Do you have to massage that data from external sources to make it usable in your frameworks, in your foundation?

It’s very dependent on what the type of question you’re answering. The tools that are in RDIP foundation allow data engineers the ability to ingest and then prepare datasets to answer a scientific question. Many times, data does need to be prepared. There is typically more time spent in data preparation than building a model or algorithm. Our data tech foundation includes a focus on automation to decrease the amount of time it takes to prepare data sets for analysis.

When you say data prep, is that similar to data curation? Is that a part of the curation step to curate it into the framework?

Data is ingested and delivered as a data product, a “swatch” within an overall fabric. This is like curation. Each data product that is produced is purpose driven. As an example, our team has built a series of data products which surface in an analytic called a control tower, enabling users to monitor performance and take action to improve R&D performance.

What career advice could you give others who are going down the same journey?

The best advice I would give is to never be content in your current position and always maintain a north star to what you want to achieve five years from today.

There was one time in my career where I became a bit content, and there was a restructuring at the company where I worked which changed my role. The restructure lit a fire for me to get moving to update my skills. The restructure also forced me to go out and see what other roles were available. Looking back, I remembered I treated the situation in a positive light: as an opportunity. It was an opportunity to develop and do something new. After this situation, which happened early in my career, I adopted a growth mindset and now continuously challenge myself to learn and grow versus wait for a trigger outside of my control.
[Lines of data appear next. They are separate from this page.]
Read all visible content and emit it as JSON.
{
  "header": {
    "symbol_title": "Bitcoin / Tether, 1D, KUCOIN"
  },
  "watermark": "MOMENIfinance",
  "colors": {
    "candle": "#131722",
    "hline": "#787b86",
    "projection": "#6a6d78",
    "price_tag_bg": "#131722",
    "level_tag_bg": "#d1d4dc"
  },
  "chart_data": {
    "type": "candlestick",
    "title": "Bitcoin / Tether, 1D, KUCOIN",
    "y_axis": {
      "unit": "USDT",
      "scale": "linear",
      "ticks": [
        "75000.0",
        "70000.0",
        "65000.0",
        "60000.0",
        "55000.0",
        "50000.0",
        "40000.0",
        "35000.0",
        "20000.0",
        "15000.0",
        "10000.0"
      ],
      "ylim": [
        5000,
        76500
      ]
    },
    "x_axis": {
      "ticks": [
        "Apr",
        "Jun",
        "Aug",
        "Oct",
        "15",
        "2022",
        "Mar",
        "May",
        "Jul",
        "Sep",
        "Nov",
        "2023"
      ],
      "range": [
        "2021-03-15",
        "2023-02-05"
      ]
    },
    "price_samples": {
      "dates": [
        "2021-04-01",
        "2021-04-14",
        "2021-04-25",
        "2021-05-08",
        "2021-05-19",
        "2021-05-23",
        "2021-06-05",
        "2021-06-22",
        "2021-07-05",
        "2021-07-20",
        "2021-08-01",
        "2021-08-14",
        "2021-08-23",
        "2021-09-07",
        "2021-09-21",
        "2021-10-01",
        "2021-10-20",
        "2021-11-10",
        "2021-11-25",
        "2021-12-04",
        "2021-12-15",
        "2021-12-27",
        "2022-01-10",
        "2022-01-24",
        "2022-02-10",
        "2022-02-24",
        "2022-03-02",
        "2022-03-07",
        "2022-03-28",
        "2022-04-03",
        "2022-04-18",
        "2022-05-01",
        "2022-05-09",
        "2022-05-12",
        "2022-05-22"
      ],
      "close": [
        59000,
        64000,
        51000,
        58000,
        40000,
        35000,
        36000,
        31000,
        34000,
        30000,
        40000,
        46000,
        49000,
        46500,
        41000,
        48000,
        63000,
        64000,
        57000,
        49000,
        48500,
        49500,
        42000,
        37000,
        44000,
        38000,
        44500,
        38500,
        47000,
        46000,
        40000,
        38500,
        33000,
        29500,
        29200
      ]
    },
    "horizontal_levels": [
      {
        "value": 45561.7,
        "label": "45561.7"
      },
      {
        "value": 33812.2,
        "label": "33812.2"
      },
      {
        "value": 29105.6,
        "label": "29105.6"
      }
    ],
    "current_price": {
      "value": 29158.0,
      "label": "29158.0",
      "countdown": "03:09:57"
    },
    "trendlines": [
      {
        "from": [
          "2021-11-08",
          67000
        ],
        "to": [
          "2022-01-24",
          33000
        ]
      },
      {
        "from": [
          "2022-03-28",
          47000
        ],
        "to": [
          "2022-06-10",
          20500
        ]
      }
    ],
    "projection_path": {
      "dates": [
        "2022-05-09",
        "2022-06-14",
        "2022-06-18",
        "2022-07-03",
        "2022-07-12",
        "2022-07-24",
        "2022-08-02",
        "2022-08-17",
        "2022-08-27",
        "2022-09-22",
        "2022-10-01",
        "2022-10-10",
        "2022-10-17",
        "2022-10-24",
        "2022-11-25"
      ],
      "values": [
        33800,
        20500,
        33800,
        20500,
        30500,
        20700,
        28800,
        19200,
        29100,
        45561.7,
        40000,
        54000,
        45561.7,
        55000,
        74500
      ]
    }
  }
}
The pace of adoption of tech is at a level I haven't seen before in the biopharmaceutical industry. Digital adoption has been accelerated as we managed continuity through the pandemic and launched solutions for COVID-19. It’s important to not sit idle and to keep learning. Keeping up is hard but we must becoming comfortable that skillsets today may be obsolete in 3-5 years.

What advice would you give an organization that is going to travel down the digital transformation path? What did you learn along the transformation journey specifically?
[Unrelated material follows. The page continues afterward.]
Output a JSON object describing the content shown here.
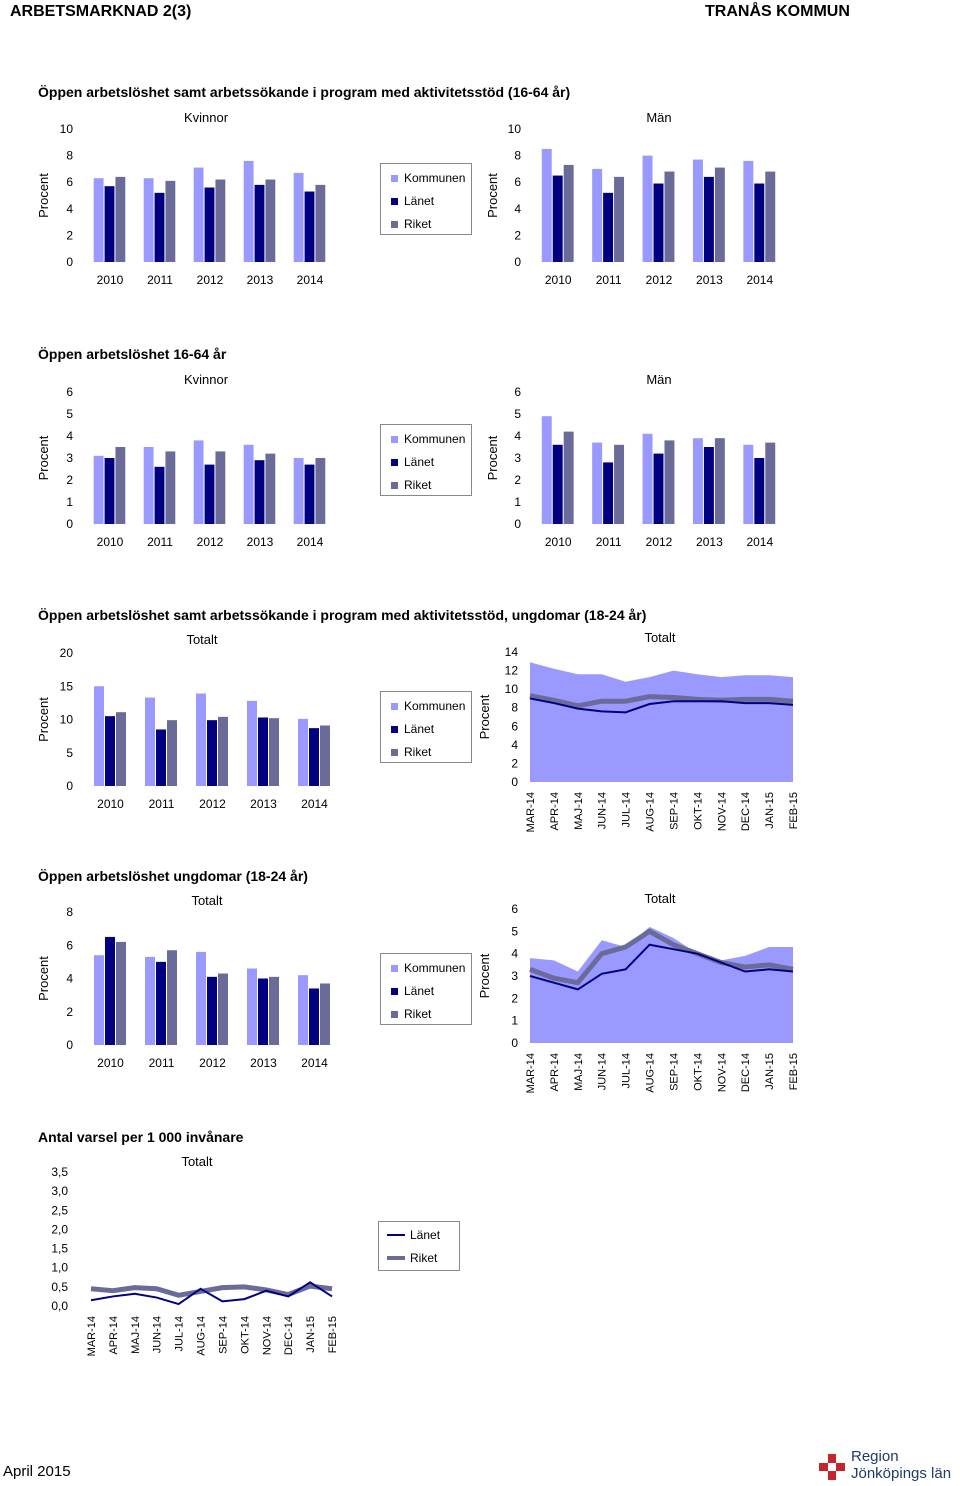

There’re a couple of things I would share. First is to lightly govern with a centrally guided approach, but to empower teams to locally execute. One of our first areas of focus was changing ways of working and pivoting to agile and product-centric teams, taking best practices from Silicon Valley and software engineering-based product companies. We run R&D Tech today in formation like a software company. We have a talented team of product directors who deliver business impacts in R&D, everything from improving target ID all the way through to the late-stage processes like pharmacovigilance and regulatory operations. Product directors deliver quarterly releases. We have a culture that accepts failure in one of the releases to build in the learning into the next release. When you focus on value in quarterly releases, the cost of failure is a lot lower than the traditional deployments that could take one year or greater to deploy.

The light governance included representations across each of the business units, e.g., R&D, Supply Chain, and Commercial. Each area of the enterprise could implement change at their own pace while cross sharing across all the organization through a central team of product and agile leaders. A culture of transparency and continuous improvement was key to making progress at pace.